ST. PETERSBURG — More than $9 million will finance research projects focusing on effects of the Deepwater Horizon oil spill, including some at Sarasota’s Mote Marine Laboratory.
The Florida Institute of Oceanography Council, representing a consortium of public and private marine science centers and institutes, on Thursday chose 27 projects for a share of about $10 million supplied by the oil company BP, said Vickie Chachere, news manager for the University of South Florida.
Among those recommended were several under the auspices of Mote, according to a list of the projects posted at the council’s Internet website, www.fio.usf.edu.
Mote researchers proposed working with colleagues from six other institutions to study estuarine bottlenose dolphin populations along the west Florida panhandle, according to the list.
Although Mote is located in Sarasota County, which remains pristine, parts of Florida’s northwest coast were polluted by BP’s runaway Deepwater Horizon well, which leaked more than 200 million gallons of oil before it was capped last month.

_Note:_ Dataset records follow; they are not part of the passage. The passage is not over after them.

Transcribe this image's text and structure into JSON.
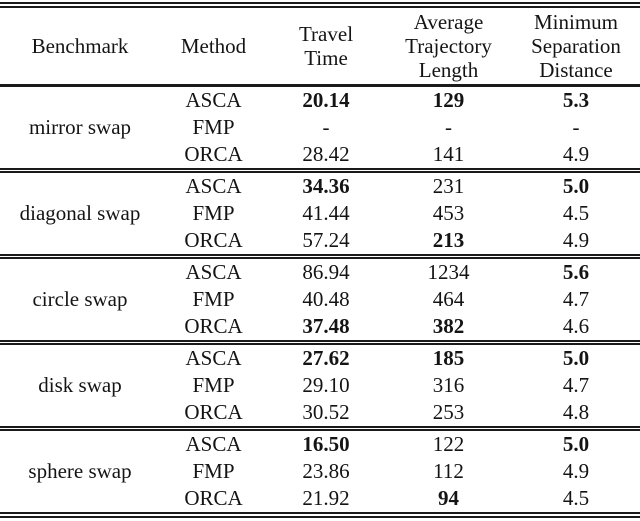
{
  "page": {
    "background_color": "#ffffff",
    "text_color": "#141414",
    "rule_color": "#1a1a1a"
  },
  "table": {
    "headers": [
      {
        "id": "benchmark",
        "label": "Benchmark"
      },
      {
        "id": "method",
        "label": "Method"
      },
      {
        "id": "travel_time",
        "label": "Travel\nTime"
      },
      {
        "id": "avg_traj_len",
        "label": "Average\nTrajectory\nLength"
      },
      {
        "id": "min_sep_dist",
        "label": "Minimum\nSeparation\nDistance"
      }
    ],
    "blocks": [
      {
        "benchmark": "mirror swap",
        "rows": [
          {
            "method": "ASCA",
            "travel_time": {
              "value": "20.14",
              "bold": true
            },
            "avg_traj_len": {
              "value": "129",
              "bold": true
            },
            "min_sep_dist": {
              "value": "5.3",
              "bold": true
            }
          },
          {
            "method": "FMP",
            "travel_time": {
              "value": "-",
              "bold": false
            },
            "avg_traj_len": {
              "value": "-",
              "bold": false
            },
            "min_sep_dist": {
              "value": "-",
              "bold": false
            }
          },
          {
            "method": "ORCA",
            "travel_time": {
              "value": "28.42",
              "bold": false
            },
            "avg_traj_len": {
              "value": "141",
              "bold": false
            },
            "min_sep_dist": {
              "value": "4.9",
              "bold": false
            }
          }
        ]
      },
      {
        "benchmark": "diagonal swap",
        "rows": [
          {
            "method": "ASCA",
            "travel_time": {
              "value": "34.36",
              "bold": true
            },
            "avg_traj_len": {
              "value": "231",
              "bold": false
            },
            "min_sep_dist": {
              "value": "5.0",
              "bold": true
            }
          },
          {
            "method": "FMP",
            "travel_time": {
              "value": "41.44",
              "bold": false
            },
            "avg_traj_len": {
              "value": "453",
              "bold": false
            },
            "min_sep_dist": {
              "value": "4.5",
              "bold": false
            }
          },
          {
            "method": "ORCA",
            "travel_time": {
              "value": "57.24",
              "bold": false
            },
            "avg_traj_len": {
              "value": "213",
              "bold": true
            },
            "min_sep_dist": {
              "value": "4.9",
              "bold": false
            }
          }
        ]
      },
      {
        "benchmark": "circle swap",
        "rows": [
          {
            "method": "ASCA",
            "travel_time": {
              "value": "86.94",
              "bold": false
            },
            "avg_traj_len": {
              "value": "1234",
              "bold": false
            },
            "min_sep_dist": {
              "value": "5.6",
              "bold": true
            }
          },
          {
            "method": "FMP",
            "travel_time": {
              "value": "40.48",
              "bold": false
            },
            "avg_traj_len": {
              "value": "464",
              "bold": false
            },
            "min_sep_dist": {
              "value": "4.7",
              "bold": false
            }
          },
          {
            "method": "ORCA",
            "travel_time": {
              "value": "37.48",
              "bold": true
            },
            "avg_traj_len": {
              "value": "382",
              "bold": true
            },
            "min_sep_dist": {
              "value": "4.6",
              "bold": false
            }
          }
        ]
      },
      {
        "benchmark": "disk swap",
        "rows": [
          {
            "method": "ASCA",
            "travel_time": {
              "value": "27.62",
              "bold": true
            },
            "avg_traj_len": {
              "value": "185",
              "bold": true
            },
            "min_sep_dist": {
              "value": "5.0",
              "bold": true
            }
          },
          {
            "method": "FMP",
            "travel_time": {
              "value": "29.10",
              "bold": false
            },
            "avg_traj_len": {
              "value": "316",
              "bold": false
            },
            "min_sep_dist": {
              "value": "4.7",
              "bold": false
            }
          },
          {
            "method": "ORCA",
            "travel_time": {
              "value": "30.52",
              "bold": false
            },
            "avg_traj_len": {
              "value": "253",
              "bold": false
            },
            "min_sep_dist": {
              "value": "4.8",
              "bold": false
            }
          }
        ]
      },
      {
        "benchmark": "sphere swap",
        "rows": [
          {
            "method": "ASCA",
            "travel_time": {
              "value": "16.50",
              "bold": true
            },
            "avg_traj_len": {
              "value": "122",
              "bold": false
            },
            "min_sep_dist": {
              "value": "5.0",
              "bold": true
            }
          },
          {
            "method": "FMP",
            "travel_time": {
              "value": "23.86",
              "bold": false
            },
            "avg_traj_len": {
              "value": "112",
              "bold": false
            },
            "min_sep_dist": {
              "value": "4.9",
              "bold": false
            }
          },
          {
            "method": "ORCA",
            "travel_time": {
              "value": "21.92",
              "bold": false
            },
            "avg_traj_len": {
              "value": "94",
              "bold": true
            },
            "min_sep_dist": {
              "value": "4.5",
              "bold": false
            }
          }
        ]
      }
    ]
  }
}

Other projects in which Mote researchers are slated to participate include a study of coral exposed to oil and dispersants, which BP used to help break up the spill; and an assessment of deep sea ecosystems exposed to oil, with an emphasis on sharks and scavengers, according to the list.
USF also will participate in a number of projects.
One project to be done jointly by USF, Florida State University and the University of Miami will seek to establish a coordinated approach to oil spill tracking, the list said.
One project proposed by Florida Atlantic University involves study of the effect of crude oil and the dispersant Corexit on three Gulf invertebrate species, the list said.
The council did not state how much money each project would get, but instead opted to ask researchers to revisit their individual cost estimates, and consider ways to save by sharing limited resources, such as vessel time, in an effort to further stretch research dollars, said Chachere.
Those negotiations will begin immediately, said William Hogarth, the council’s acting director and dean at USF’s College of Marine Science, she said.
In addition to the research awards, about $2 million is needed to fund ship time on council-operated vessels, the R/V Weatherbird II and the R/V Bellows, and vessels operated by member institutions, Chachere said.